I don't think the rules imply any of that.

"No one has ever solved this problem before and I'm not sure where to start" seems like an important unknown/risk to let your manager/lead know about. Likewise, the backup plan can just be "we scrap that feature" or "we solve a much simpler problem". The point is to be deliberate about what you're doing and communicate potential setbacks.

> figuring out the problem is part of the work

IME, finding the problem is almost all of the work.

Once I can reproduce an issue, and trace it to its genesis, it's as good as solved.

Exactly. The hardest part about software is deciding how to implement the tools we have, and not knowing the answer until we start developing and uncover the true problems we must solve. A list of small tasks to complete is solvable by AI.
The problem to be solved can be "I have been given a single sentence specification and I have no idea what the boss wants".

The plan B can be "The boss cannot tell me what they want in a succinct way, and/or I am not confident what they want, so I will make various suggestions and get them to choose an option."

The unknown risks - all developers intuitively should know this unless they are very new. Stuff like "this will work, but not effort is going in to how to scale this up later", or "this requires digging up some old code no one has touched for ages, which could explode the time estimated if it is hard to understand that code or refactor it".

> Yikes, that's toxic!

We have a problem where there isn't ever a mild criticism or offering a different perspective. Just because you don't see the world your way, doesn't mean that others are toxic.

I think this is serious problem and should be reflected upon. Sometimes to push your perspective, it starts with considering other perspectives with good intentions. May be people will listen to you.

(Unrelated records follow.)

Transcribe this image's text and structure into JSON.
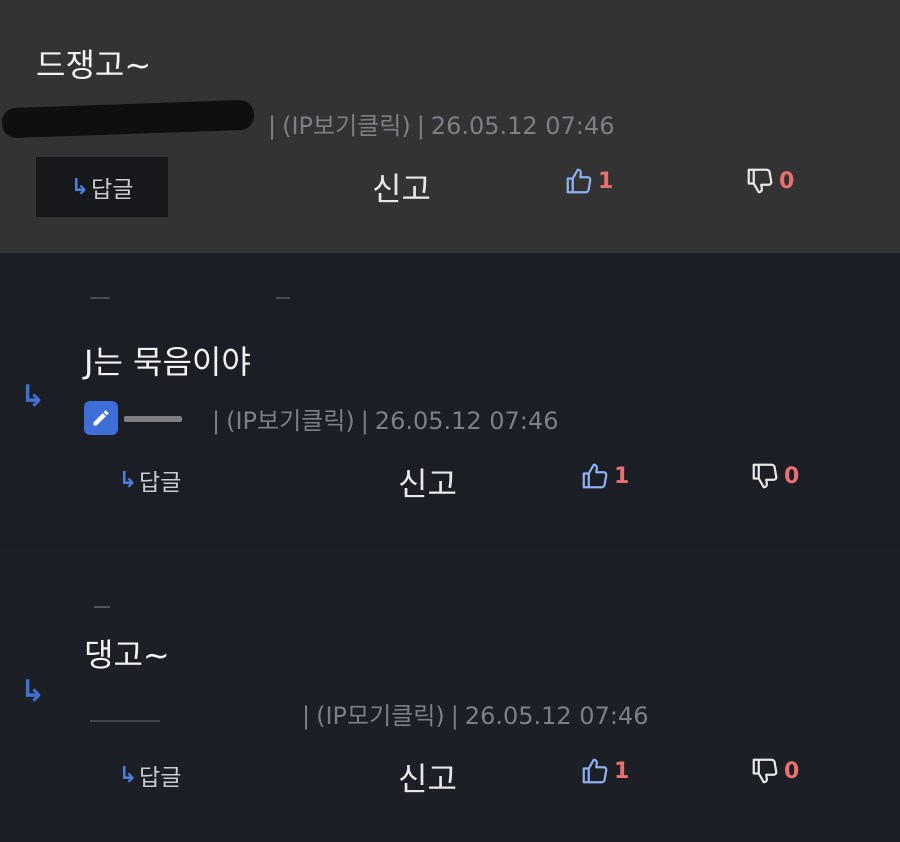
{
  "comments": [
    {
      "text": "드쟁고~",
      "meta": "(IP보기클릭)",
      "timestamp": "26.05.12 07:46",
      "reply_label": "답글",
      "report_label": "신고",
      "likes": "1",
      "dislikes": "0"
    },
    {
      "text": "J는 묵음이야",
      "meta": "(IP보기클릭)",
      "timestamp": "26.05.12 07:46",
      "reply_label": "답글",
      "report_label": "신고",
      "likes": "1",
      "dislikes": "0"
    },
    {
      "text": "댕고~",
      "meta": "(IP모기클릭)",
      "timestamp": "26.05.12 07:46",
      "reply_label": "답글",
      "report_label": "신고",
      "likes": "1",
      "dislikes": "0"
    }
  ],
  "colors": {
    "accent_blue": "#3f6fd1",
    "like_count": "#e87070",
    "bg_top": "#333333",
    "bg_dark": "#1c1f26"
  },
  "icons": {
    "reply": "reply-arrow-icon",
    "like": "thumbs-up-icon",
    "dislike": "thumbs-down-icon",
    "edit": "pencil-icon"
  }
}
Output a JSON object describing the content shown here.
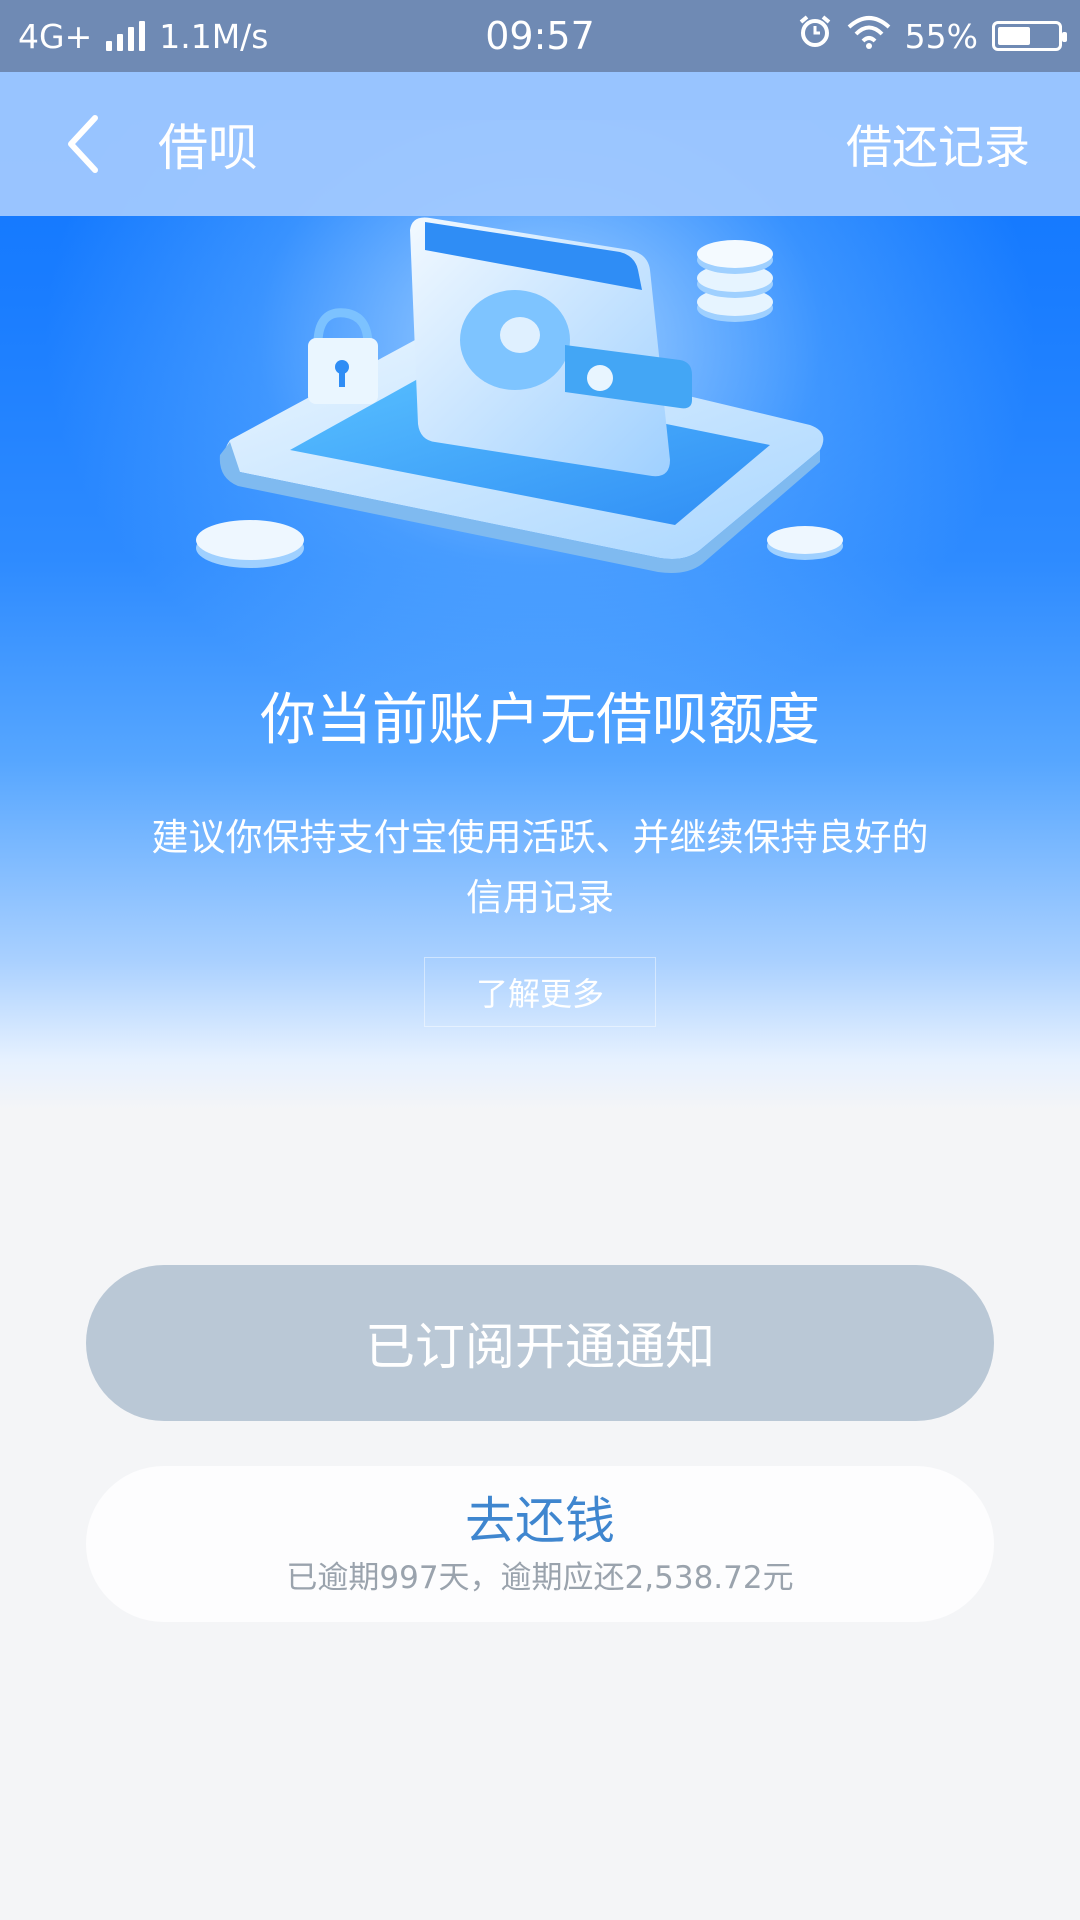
{
  "status_bar": {
    "network": "4G+",
    "speed": "1.1M/s",
    "time": "09:57",
    "battery_pct": "55%",
    "battery_level": 0.55
  },
  "nav": {
    "title": "借呗",
    "action_label": "借还记录"
  },
  "hero": {
    "headline": "你当前账户无借呗额度",
    "subtext": "建议你保持支付宝使用活跃、并继续保持良好的信用记录",
    "learn_more_label": "了解更多"
  },
  "actions": {
    "subscribed_label": "已订阅开通通知",
    "repay_label": "去还钱",
    "repay_detail": "已逾期997天，逾期应还2,538.72元"
  },
  "colors": {
    "accent_blue": "#1a7dff",
    "disabled_button": "#bac8d6",
    "repay_text": "#3f86cf"
  }
}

And that's precisely why 'spikes' or 'POCs' exist. It's way more common to not have all the answers if you are working on anything remotely interesting. There should be some time to explore solutions. In even more interesting cases, solving the unknowns is the entire project.

It seems that the author has never encountered the "research" side of R&D.

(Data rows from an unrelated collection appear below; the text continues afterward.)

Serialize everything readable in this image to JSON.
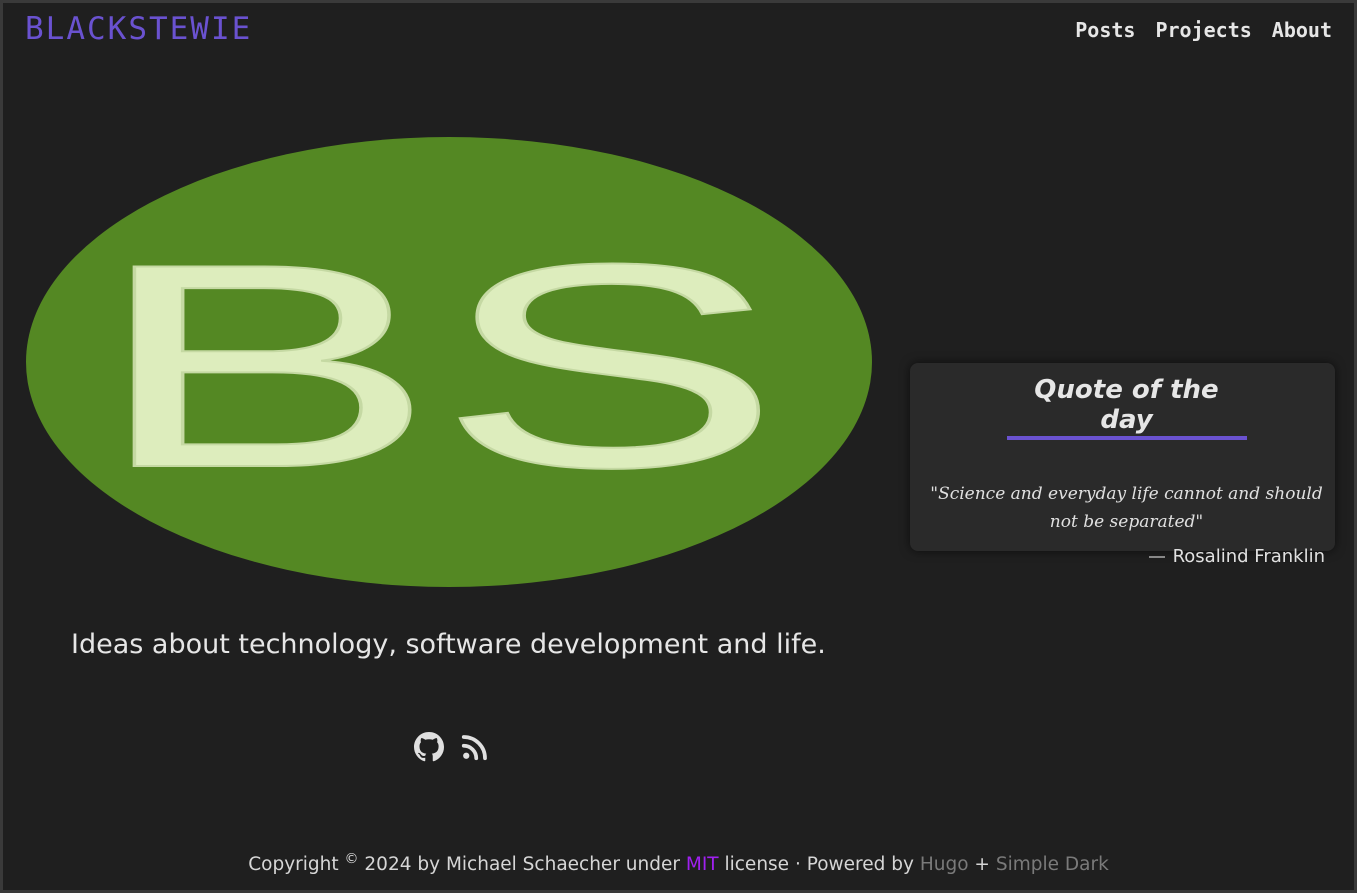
{
  "header": {
    "brand": "BLACKSTEWIE",
    "nav": [
      "Posts",
      "Projects",
      "About"
    ]
  },
  "logo": {
    "text": "BS",
    "fill": "#548823",
    "letter_color": "#ddedbd"
  },
  "quote": {
    "title": "Quote of the day",
    "text": "\"Science and everyday life cannot and should not be separated\"",
    "author": "Rosalind Franklin"
  },
  "tagline": "Ideas about technology, software development and life.",
  "social": {
    "icons": [
      "github-icon",
      "rss-icon"
    ]
  },
  "footer": {
    "copyright_prefix": "Copyright",
    "copyright_symbol": "©",
    "copyright_text": "2024 by Michael Schaecher under",
    "license": "MIT",
    "license_suffix": "license · Powered by",
    "hugo": "Hugo",
    "plus": "+",
    "theme": "Simple Dark"
  },
  "colors": {
    "accent": "#6a52d0",
    "background": "#1f1f1f",
    "link_mit": "#a020f0"
  }
}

Where does the article imply that seniors don’t do research? How exactly do you expect that anyone can know these things without doing research? The point of the article is that juniors jump into the work without doing the research to figure these things out, while seniors take the time to figure these things out. Sure, maybe they can do that quickly based on experience, but I don’t think the article implies that seniors don’t do research.
Having a plan B for things is a bit silly sometimes. If you need to parse some data, your plan A is to write a parser, and your plan B is...to write a parser in a slightly different way? Pair program as you write the parser? That's not really plan B, it's just redoing plan A if you mess up.

Plan Bs make sense for external dependencies, but for internal work they imply your current solution has feasible alternatives, which is often nonsensical.